Ele hesitou, olhando para o corredor escuro.

— Ele não vai se importar?

— Ele quem?

— O Samuel. — Leonardo baixou o olhar para mim, sério. — Híbridos de cão-lobo costumam ser muito territoriais.

— Não se preocupe, ele não gosta de dormir comigo. — Respondi com um dar de ombros.

Leonardo pareceu ponderar algo e apertou minha mão com um pouco mais de força.

— Então... vai precisar de mim esta noite?

— Como assim?

As pontas das orelhas dele ficaram vermelhas.

— Para... aliviar a tensão.

— Quero, mas minhas pernas estão doendo muito. — Confessei.

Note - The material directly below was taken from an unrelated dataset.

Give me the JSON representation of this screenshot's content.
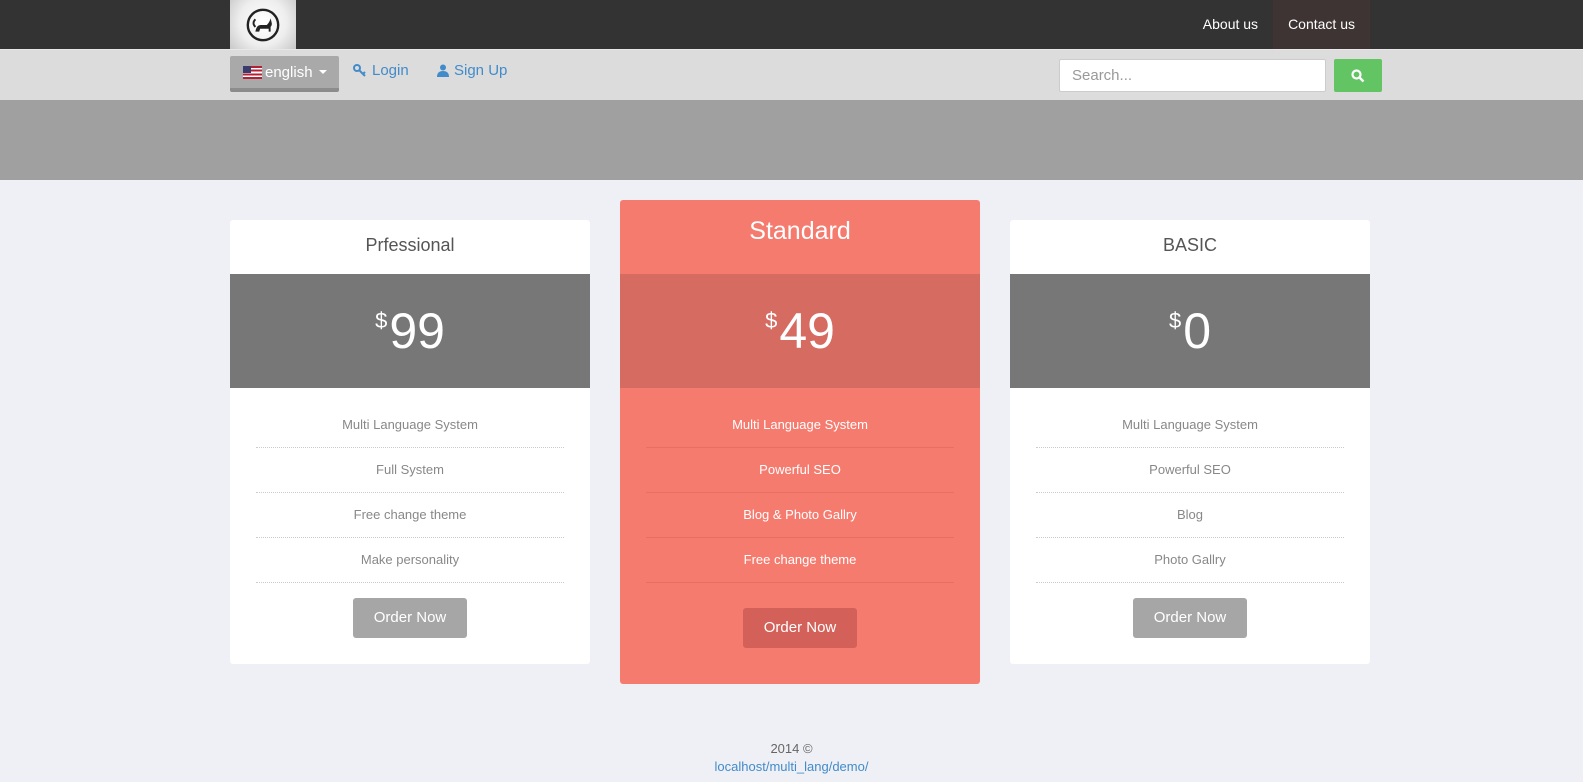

— Tenho bastante resistência. — Ele garantiu, com a voz rouca. — Você pode ficar deitada.

— Então, por favor, vou aceitar.

— Não é incômodo nenhum.

...

— Daniela.

Na manhã seguinte, saí do quarto no exato momento em que Samuel aparecia no corredor. Ele franziu a testa ao me ver, com aquela expressão habitual de reprovação.

— Por que você ficou falando sozinha ontem à noite? Ficou gemendo e resmungando, sabia que isso incomoda? É muito barulho.

Não me irritei. Mantive a calma e respondi com um sorriso polido:

— Desculpe, Samuel. Vou tentar ser mais silenciosa da próxima vez.

O tom dele suavizou, transformando-se numa curiosidade ranzinza.

— Você teve pesadelo? Parecia que estava chorando.

"Chorando de prazer.", pensei, mas guardei para mim.

— Se você tiver pesadelos, pode me chamar para...

A frase foi cortada pela voz de Renata.

— Samuel! Não estou achando meu chinelo!

— Não ande descalça! — Samuel interrompeu a conversa comigo e marchou em direção ao quarto de Renata, voltando segundos depois com ela no colo. — Sua bobinha, se você estava no quarto, como os chinelos estariam na sala?

— É que ontem eu estava morrendo de sono e você me levou no colo para a cama, lembra? — Ela respondeu, manhosa.

Samuel se sentou no sofá com ela no colo, procurou os chinelos de coelhinho e, segurando o tornozelo dela com delicadeza, calçou-os pacientemente. Só depois de garantir que a "princesa" estava devidamente calçada é que ele subiu as escadas em direção ao banheiro. Ele era, sem dúvida, o híbrido de serviço perfeito; o único detalhe era que seu serviço não era dedicado a mim.

— Daniela, coloquei minhas roupas no cesto, não esqueça de levar para a lavanderia. — Ele avisou ao passar por mim no corredor.

De repente, ele estancou.

— Que cheiro é esse?

Franzi o cenho, sem entender.

— O quê?

Num movimento rápido, ele se aproximou, segurou minha cintura com firmeza e enterrou o rosto na curva do meu pescoço, inspirando profundamente. Quanto mais ele cheirava, mais seus dedos apertavam minha pele, demonstrando uma tensão crescente.

— Daniela... — Ele rosnou baixo, os olhos escurecendo. — Por que você está com o cheiro de outro macho?

Fiquei em silêncio, sustentando seu olhar.